Scientists Unveil Weed Breathalyzer, Launching Debate Over Next Steps
The alcohol Breathalyzer came to life slowly, over the course of decades.
From the 1930s through the 1960s, scientists, lawmakers, police and the public quarreled over the veracity of the numbers spit out by the device, the appropriate legal limit for drivers and whether they could trust a machine over a cop's testimony.
Today, the same debate is playing out over cannabis.
As 33 states and the District of Columbia have legalized pot in some form, Breathalyzer-type devices that could theoretically aid police enforcement have begun appearing in various stages of development. But legal experts and scientists say there's a long way to go before those devices can actually detect a driver's impairment.
Last week, a team of researchers at the University of Pittsburgh announced the latest tool to detect THC — delta-9-tetrahydrocannabinol, the main psychoactive component in pot — in breath.
The university's Star Lab, led by Alexander Star, began developing the box-shaped device in 2016, in the midst of a wave of pot legalization across the United States. Star, a chemistry professor, partnered with Ervin Sejdic, a professor of electrical and computer engineering who's also at the university, to build the prototype.
The device uses carbon nanotubes, which are 1/100,000 the size of human hair, to recognize the presence of THC, even when other substances are in the breath, such as alcohol. The THC molecule binds to the surface of the tubes, altering their electrical properties.
"Nanotechnology sensors can detect THC at levels comparable to or better than mass spectrometry, which is considered the gold standard for THC detection," says the news release from the university's Swanson School of Engineering.
And the device is nearly ready for mass production.
"If we have a suitable industrial partner," Star told Here & Now's Jeremy Hobson, "then the device by itself would be quite ready in a few months."
The remaining steps, he says, include testing the prototype and correlating the device's output to the driver's level of impairment.
With alcohol, you can figure out impairment by measuring the amount of alcohol in someone's blood, which you can determine from a Breathalyzer using the "blood to breath," or "partition," ratio. Make that translation from breath to blood to brain, and you have a relatively accurate sense of how drunk someone is.
"So when it comes to these marijuana breath tests, that's the million-dollar question right now," says Chris Halsor, a Denver lawyer who focuses on issues around legal cannabis.
Is there a ratio that links the amount of THC in someone's breath to the amount in the person's blood — and then to exactly how stoned that person is?
No, says Sejdic.
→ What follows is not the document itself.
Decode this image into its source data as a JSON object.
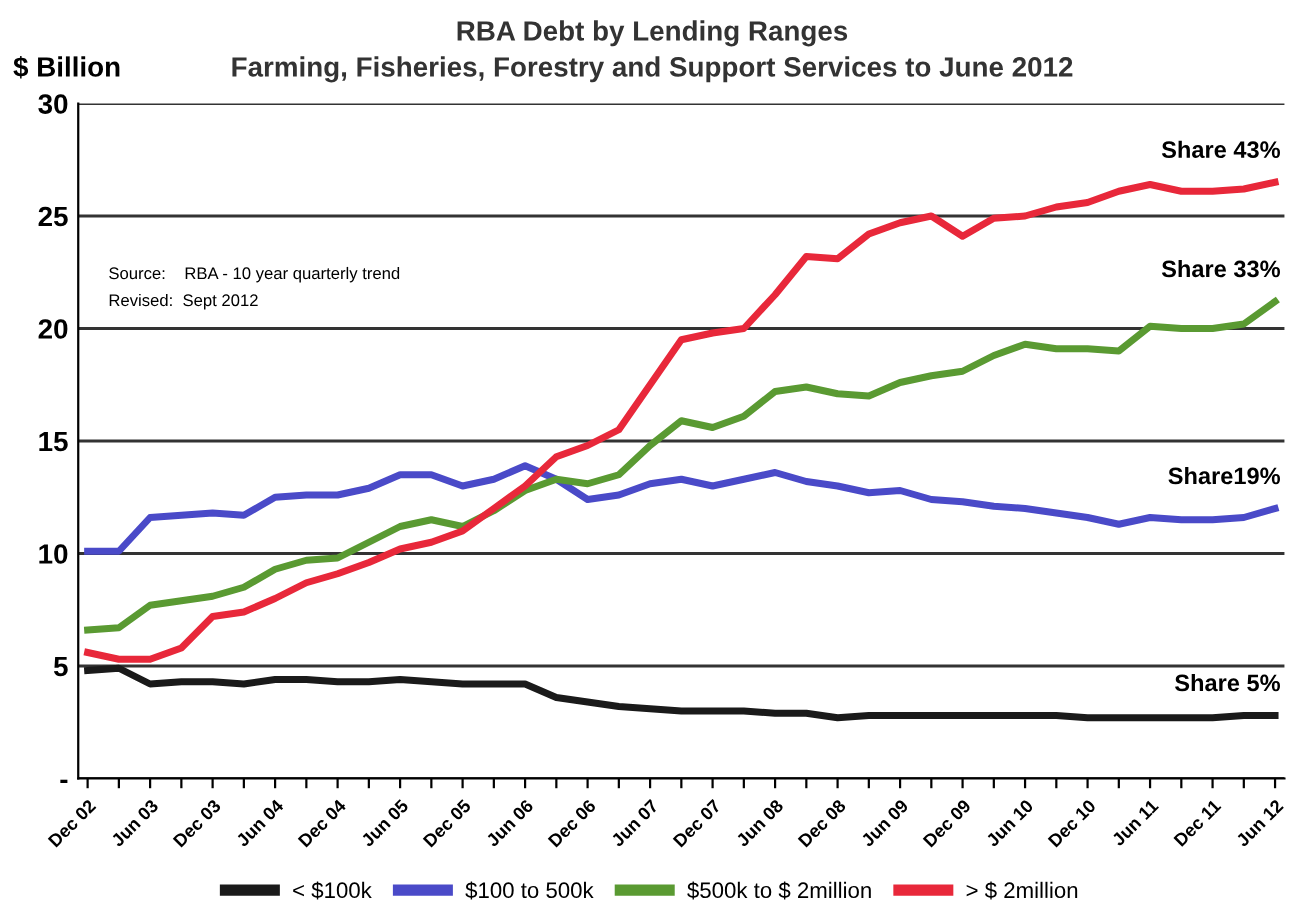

The correlation "is basically missing, from a scientific point of view."
Sejdic and Star have figured out how to set a threshold on their device to detect only a certain amount of THC, which they say will help avoid flagging pot use from several days prior. But without a comprehensive understanding of the correlation between that amount and the driver's level of impairment, the device may not be particularly useful to police.
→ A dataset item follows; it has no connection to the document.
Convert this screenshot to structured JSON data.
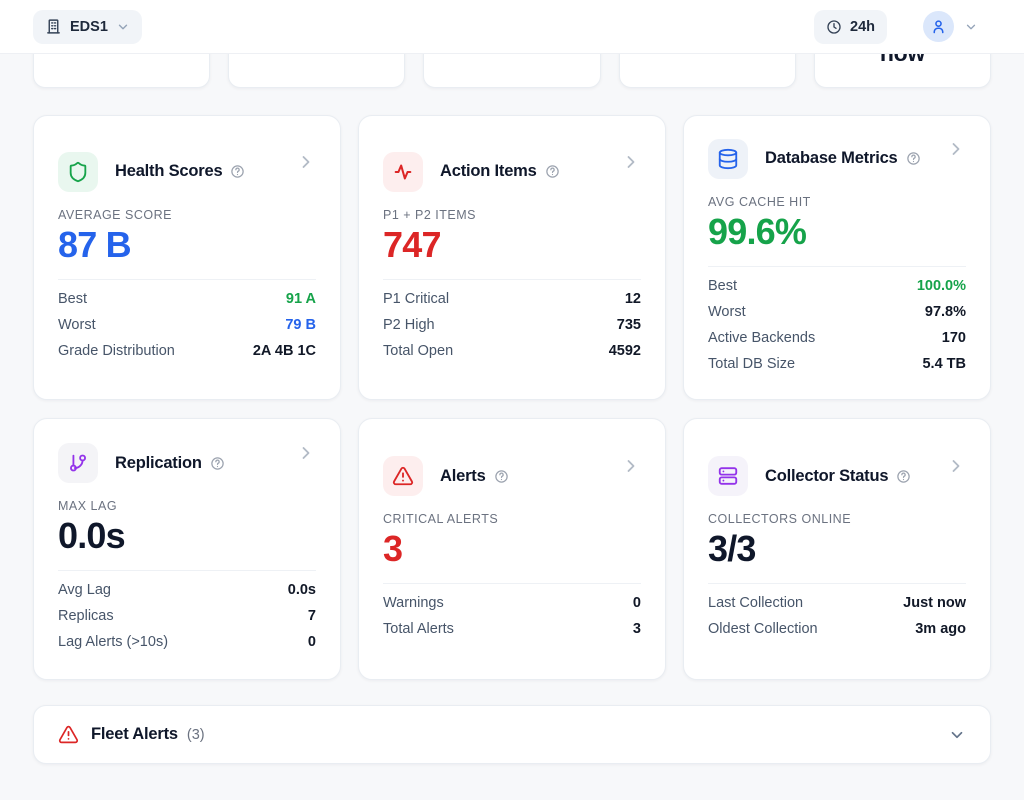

On top of that hurdle, there's the legal question of what level is safe for driving, which may be hard to answer. It took American courts several decades to settle on today's blood alcohol concentration limit of 0.08%. States have already set various legal guidelines, though some scientists argue that none of them are backed by hard science.
Halsor, who has taught police about marijuana DUIs for years, says some officers whom he works with are hesitant about the devices. They worry that a cop with less training might use one as a crutch "instead of actually evaluating the individuals and looking at how they're performing physically, mentally and cognitively," Halsor says.
He advocates for a more hands-on approach: training officers to understand and detect marijuana usage without blood or breath tests.
"It's not to say that five years from now we won't have some great device," Halsor says.
But, for now, to say that he's skeptical would be an understatement. And he says he's especially concerned about a lack of human testing as a result of federal regulations around cannabis.
Star and Sejdic understand that challenge. They say it took six months to even get started on their research because they had to get permission from the Drug Enforcement Administration to work with THC.
"It's a kind of both ethical and legal issue," Sejdic says. "Given that the marijuana is still a Schedule I substance, it's difficult to actually carry out any research related to this substance."
The breakthroughs that would make this kind of device effective might happen first in Canada, Halsor says. The country's decision to legalize cannabis last year "now opens the door to research being able to be conducted unencumbered," he says.
But the University of Pittsburgh researchers are hopeful that the U.S. might get the ball rolling.
"I think there will be some push even for the federal government to actually allow researchers to look and correlate these levels of smoking and impairment," Sejdic says.
Until the government and the legal system catch up, they say, creating an accurate Breathalyzer-type device itself is the first step toward enforcing those "Drive High, Get A DUI" roadside signs.